Greater protections demanded for civilians threatened by conflict

Swiss foreign minister, Joseph Deiss (right) and his Canadian counterpart, Lloyd Axworthy, called for measures to protect civilians Keystone

Ministers from 13 countries, meeting in the Swiss city of Lucerne, have called for better protection of civilians threatened by conflict. The group demanded stricter controls on small arms, and said paramilitary groups should be outlawed.

This content was published on May 12, 2000 - 16:03

The Swiss foreign minister, Joseph Deiss, along with his Canadian and Austrian counterparts, concluded the meeting with a statement saying they were ready to support UN calls to protect civilians caught up in conflict.

The problem is both vast and urgent. Since the beginning of the 20th-century, civilian casualties in conflicts have grown steadily. "The civilian population is the first and most important victim of conflicts," said Ambassador Raimund Kunz from the Swiss foreign ministry. "There are around 70 to 80 million refugees and internally displaced people around the world."

A key issue discussed at the Lucerne conference was the proliferation of small arms, which were blamed for undermining both the security of civilians, as well as their potential for development. The delegates agreed that these weapons weaken law and order, while fostering terrorism and criminality.

They called for stricter international controls, and stronger cross-border cooperation to control the manufacture and circulation of these weapons.

The conference also called for the outlawing of paramilitary groups, saying they were a threat to countries' security, as well as civilians, military personnel and international law.

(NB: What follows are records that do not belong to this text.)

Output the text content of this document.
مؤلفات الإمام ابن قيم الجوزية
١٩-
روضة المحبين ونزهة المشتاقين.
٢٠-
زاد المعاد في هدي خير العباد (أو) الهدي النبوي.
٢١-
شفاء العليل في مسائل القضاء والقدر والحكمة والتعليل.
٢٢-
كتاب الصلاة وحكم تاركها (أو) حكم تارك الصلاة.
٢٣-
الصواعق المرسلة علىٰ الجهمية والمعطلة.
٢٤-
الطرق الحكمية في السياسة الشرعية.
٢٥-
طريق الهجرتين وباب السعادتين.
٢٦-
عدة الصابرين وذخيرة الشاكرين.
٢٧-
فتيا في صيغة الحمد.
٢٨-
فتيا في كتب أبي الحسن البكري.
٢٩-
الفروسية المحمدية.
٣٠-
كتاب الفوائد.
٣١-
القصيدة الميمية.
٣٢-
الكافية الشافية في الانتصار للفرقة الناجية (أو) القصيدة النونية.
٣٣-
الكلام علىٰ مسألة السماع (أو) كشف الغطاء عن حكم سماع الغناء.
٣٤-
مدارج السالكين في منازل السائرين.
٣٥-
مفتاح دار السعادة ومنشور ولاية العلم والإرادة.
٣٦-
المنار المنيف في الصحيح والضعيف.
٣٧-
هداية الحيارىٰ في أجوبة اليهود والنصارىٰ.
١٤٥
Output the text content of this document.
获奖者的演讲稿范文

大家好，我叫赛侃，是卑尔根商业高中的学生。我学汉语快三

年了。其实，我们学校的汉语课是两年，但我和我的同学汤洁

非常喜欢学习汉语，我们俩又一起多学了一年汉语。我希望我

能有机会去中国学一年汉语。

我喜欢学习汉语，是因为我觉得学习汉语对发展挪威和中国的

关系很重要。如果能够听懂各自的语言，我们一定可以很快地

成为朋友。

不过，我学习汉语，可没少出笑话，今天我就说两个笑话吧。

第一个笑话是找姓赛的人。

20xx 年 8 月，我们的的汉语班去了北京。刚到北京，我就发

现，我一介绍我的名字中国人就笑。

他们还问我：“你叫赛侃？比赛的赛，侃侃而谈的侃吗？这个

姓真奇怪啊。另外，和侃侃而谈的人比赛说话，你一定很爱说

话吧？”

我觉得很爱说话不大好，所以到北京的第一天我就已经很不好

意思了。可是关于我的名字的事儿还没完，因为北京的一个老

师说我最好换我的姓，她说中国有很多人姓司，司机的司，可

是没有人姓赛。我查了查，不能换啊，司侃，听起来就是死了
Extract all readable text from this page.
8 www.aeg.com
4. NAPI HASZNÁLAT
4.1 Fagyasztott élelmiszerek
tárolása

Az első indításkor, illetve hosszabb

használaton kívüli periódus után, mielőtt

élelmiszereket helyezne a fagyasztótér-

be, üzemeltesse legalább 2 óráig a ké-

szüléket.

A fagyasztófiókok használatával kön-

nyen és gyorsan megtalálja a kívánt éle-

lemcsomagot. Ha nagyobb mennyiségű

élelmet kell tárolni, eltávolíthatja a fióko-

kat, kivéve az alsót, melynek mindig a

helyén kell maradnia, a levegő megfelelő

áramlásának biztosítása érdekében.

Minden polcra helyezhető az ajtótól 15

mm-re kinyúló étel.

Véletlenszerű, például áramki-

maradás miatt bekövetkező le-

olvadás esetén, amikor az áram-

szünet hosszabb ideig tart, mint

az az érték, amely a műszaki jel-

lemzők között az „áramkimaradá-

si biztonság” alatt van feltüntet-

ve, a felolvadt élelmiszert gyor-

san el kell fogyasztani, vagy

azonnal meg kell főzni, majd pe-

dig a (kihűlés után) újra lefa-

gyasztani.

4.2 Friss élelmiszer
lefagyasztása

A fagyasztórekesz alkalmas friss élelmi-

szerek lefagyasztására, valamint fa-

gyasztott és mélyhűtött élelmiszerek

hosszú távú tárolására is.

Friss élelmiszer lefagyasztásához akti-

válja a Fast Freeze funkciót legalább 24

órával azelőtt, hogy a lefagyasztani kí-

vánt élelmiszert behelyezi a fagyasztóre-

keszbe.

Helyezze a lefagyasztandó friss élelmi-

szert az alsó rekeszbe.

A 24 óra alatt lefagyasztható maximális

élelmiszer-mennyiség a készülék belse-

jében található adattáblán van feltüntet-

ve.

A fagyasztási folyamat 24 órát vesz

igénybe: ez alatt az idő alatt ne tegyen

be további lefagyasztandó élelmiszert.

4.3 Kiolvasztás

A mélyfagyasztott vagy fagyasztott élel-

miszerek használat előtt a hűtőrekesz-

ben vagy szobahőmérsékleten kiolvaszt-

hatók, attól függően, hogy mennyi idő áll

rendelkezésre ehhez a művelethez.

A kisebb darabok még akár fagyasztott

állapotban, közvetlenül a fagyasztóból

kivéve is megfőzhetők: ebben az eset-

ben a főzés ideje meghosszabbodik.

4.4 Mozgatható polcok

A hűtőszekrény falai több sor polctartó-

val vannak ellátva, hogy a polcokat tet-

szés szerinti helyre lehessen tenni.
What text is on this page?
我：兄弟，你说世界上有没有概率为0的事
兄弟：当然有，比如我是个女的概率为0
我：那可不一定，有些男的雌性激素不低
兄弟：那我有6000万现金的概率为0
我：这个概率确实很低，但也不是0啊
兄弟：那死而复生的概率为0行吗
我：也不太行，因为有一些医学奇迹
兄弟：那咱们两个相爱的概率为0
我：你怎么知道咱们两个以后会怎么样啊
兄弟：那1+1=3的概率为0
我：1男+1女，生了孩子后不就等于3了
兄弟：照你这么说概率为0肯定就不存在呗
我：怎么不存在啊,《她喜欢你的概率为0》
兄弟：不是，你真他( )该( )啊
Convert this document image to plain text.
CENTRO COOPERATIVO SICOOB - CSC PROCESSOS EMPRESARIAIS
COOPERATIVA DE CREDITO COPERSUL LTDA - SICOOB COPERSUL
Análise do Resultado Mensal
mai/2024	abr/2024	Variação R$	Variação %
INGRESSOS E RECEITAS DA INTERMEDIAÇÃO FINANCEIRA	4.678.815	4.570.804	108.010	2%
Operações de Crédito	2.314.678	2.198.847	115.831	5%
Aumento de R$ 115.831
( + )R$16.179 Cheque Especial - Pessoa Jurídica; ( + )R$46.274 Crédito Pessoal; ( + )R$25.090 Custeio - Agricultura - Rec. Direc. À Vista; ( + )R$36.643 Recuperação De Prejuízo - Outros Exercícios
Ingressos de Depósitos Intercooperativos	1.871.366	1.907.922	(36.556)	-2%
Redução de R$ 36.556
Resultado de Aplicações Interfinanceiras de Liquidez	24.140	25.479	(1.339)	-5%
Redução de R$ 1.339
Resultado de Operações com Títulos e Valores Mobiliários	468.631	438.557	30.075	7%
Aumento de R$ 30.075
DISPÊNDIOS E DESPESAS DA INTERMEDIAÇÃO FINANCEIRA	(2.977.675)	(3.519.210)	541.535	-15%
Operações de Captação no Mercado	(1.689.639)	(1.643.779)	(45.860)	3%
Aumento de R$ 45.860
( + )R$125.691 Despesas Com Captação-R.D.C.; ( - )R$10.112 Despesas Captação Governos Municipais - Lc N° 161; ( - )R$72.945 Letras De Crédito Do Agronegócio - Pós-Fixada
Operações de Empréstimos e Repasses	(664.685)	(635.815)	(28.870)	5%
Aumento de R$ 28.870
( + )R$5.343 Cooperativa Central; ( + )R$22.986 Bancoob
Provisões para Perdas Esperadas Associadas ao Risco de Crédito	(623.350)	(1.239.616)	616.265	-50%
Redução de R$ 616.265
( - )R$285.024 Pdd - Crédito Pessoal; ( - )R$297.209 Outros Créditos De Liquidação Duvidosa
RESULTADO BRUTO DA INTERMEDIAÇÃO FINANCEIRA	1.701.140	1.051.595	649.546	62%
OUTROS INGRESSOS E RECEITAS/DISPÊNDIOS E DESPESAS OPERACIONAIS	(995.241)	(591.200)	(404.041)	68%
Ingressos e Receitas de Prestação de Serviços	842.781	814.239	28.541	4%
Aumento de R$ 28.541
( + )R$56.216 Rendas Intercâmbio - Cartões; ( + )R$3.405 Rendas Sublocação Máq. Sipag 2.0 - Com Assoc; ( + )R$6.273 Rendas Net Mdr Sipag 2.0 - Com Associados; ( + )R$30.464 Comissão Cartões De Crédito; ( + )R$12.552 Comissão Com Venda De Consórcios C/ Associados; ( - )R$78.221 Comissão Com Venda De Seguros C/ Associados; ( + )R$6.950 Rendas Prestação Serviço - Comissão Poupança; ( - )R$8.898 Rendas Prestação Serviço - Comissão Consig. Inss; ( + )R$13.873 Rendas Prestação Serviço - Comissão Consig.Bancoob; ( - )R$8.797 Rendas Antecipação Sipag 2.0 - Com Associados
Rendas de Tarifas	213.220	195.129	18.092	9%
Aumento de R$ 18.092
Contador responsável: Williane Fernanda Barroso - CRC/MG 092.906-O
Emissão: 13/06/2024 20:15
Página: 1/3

The delegates agreed to work closely with NGOs to try and stamp out paramilitaries. They also called on the private sector to get involved - perhaps a veiled appeal to arms firms to stop supplying weapons to paramilitary forces.

The 13-country grouping was formed in 1998 to focus on the plight of victims. Launched by Norway and Canada, it includes Switzerland, the Netherlands, Austria, the Irish Republic, Greece, Slovenia, Jordan, Mali, Thailand, Chile and South Africa.